When they returned, after FOREVER, we talked again, briefly, about books and book clubs. I asked if I could take a picture of them, to capture a bit of The Happy they had about them. 

We exchanged email addresses; I sent them the 1/2 dozen photos I took, they're going to send me book recommendations. 
There are memes about three older women going swimming (can't find one now, of course), being comfortable in their skin.
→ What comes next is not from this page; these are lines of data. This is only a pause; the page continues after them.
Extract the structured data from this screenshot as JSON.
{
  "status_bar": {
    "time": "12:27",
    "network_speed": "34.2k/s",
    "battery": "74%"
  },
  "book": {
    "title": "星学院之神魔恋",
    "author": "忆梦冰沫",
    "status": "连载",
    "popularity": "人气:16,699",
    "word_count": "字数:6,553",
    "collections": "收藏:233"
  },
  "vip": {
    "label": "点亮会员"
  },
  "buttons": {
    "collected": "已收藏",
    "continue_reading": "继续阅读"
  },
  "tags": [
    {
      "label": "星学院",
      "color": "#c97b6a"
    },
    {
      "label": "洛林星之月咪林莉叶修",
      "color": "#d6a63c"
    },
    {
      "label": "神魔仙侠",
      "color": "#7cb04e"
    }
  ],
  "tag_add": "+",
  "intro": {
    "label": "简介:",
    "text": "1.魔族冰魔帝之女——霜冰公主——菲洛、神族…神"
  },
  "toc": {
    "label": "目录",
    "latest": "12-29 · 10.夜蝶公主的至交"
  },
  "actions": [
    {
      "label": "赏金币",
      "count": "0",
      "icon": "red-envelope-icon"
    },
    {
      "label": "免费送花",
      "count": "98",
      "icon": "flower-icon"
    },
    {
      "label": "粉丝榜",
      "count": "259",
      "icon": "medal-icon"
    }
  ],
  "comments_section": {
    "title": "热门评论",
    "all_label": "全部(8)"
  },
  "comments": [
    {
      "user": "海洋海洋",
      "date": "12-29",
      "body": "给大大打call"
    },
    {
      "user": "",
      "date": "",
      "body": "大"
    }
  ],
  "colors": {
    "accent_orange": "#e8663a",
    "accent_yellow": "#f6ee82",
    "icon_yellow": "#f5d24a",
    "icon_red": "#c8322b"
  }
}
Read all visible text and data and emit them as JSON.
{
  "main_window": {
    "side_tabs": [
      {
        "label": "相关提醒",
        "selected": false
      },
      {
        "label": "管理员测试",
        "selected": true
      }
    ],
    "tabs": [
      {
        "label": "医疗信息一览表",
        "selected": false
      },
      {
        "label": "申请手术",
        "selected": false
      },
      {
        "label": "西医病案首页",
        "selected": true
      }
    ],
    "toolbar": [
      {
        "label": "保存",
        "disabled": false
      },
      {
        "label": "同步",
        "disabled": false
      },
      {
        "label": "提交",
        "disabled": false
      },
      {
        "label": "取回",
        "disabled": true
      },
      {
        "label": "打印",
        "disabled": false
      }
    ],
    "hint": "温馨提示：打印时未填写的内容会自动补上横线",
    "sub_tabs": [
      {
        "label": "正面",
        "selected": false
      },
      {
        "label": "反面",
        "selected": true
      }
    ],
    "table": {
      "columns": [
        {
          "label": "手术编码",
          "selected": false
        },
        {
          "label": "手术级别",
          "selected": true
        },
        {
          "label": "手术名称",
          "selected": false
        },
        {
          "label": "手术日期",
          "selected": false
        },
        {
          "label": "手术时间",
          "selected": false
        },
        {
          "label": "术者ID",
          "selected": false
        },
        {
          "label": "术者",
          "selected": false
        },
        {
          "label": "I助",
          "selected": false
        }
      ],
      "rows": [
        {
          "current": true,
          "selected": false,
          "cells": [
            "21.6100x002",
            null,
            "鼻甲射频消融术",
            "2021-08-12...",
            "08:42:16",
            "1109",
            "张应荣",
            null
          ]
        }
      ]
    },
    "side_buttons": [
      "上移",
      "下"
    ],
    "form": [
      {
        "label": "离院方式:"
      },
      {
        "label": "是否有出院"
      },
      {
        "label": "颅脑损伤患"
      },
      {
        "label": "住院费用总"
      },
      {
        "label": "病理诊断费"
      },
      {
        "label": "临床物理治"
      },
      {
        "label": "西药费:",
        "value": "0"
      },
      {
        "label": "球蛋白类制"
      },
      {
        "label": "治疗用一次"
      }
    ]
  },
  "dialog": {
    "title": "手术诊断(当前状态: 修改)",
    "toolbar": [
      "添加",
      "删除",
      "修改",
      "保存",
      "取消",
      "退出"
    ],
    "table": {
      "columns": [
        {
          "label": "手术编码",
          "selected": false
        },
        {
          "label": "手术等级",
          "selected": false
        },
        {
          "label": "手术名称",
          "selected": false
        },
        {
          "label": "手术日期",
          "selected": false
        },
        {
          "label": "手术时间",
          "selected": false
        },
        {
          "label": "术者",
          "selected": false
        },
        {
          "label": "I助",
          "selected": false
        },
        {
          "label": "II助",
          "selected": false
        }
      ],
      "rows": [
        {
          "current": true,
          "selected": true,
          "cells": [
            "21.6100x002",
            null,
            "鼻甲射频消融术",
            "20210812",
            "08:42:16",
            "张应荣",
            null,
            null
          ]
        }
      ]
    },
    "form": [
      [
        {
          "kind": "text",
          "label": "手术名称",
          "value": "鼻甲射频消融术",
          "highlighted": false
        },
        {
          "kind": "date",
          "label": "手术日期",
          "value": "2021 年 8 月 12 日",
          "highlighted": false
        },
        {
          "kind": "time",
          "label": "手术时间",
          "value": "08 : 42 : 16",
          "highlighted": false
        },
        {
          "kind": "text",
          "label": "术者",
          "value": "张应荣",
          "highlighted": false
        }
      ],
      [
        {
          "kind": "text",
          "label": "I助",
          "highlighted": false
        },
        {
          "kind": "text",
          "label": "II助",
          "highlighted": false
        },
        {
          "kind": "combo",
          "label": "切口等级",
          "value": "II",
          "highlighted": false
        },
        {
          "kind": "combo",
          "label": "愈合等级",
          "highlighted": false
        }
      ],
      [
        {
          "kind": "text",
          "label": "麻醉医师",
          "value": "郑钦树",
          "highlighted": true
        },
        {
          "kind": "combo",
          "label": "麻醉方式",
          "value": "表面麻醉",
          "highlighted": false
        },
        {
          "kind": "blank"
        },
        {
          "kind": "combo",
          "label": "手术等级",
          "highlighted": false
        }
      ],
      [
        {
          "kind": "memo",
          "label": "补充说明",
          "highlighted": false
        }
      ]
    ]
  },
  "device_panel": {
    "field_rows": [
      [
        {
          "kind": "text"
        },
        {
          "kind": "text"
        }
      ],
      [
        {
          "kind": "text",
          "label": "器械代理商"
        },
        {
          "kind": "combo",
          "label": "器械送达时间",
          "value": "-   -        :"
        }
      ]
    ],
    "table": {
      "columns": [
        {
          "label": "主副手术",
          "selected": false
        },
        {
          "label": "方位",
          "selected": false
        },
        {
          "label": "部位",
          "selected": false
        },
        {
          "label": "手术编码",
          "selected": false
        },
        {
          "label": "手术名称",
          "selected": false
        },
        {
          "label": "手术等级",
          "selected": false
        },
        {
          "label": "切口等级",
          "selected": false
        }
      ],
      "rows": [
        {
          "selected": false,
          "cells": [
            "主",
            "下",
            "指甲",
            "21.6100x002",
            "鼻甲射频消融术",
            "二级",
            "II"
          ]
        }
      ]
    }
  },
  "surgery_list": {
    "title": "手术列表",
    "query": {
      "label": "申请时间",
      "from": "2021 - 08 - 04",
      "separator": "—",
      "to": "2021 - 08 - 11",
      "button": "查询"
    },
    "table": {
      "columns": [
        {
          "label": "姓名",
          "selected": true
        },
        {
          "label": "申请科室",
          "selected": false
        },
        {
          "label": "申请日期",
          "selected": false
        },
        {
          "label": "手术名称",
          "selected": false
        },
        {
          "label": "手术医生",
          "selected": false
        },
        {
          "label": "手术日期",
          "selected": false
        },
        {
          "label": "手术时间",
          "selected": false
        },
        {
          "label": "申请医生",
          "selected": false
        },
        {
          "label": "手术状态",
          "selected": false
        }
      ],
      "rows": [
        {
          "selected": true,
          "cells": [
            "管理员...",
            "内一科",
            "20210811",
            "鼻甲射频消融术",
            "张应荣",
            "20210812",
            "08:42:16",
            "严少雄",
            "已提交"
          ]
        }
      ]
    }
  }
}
These three are REAL LIFE examples of that. And it was inspiring. 

  • So grateful for Zac. He's spending his weekend taking down the tree-fort my dad built twenty years ago. BC Parks just saw it, and duct-taped a BY ORDER OF PARK OFFICE notice to the decaying structure, advising us we were required to remove it immediately. 

  • Thankful for mammograms.
  • and all the hidden things that can be seen from blood tests
  • Thankful for dentists who convince their patients that smiles are important. 
  • Thankful for this cloudy Sunday afternoon.

Thanks for stopping by.
Moisturize your forehead, rehydrate hourly and feel your boobs.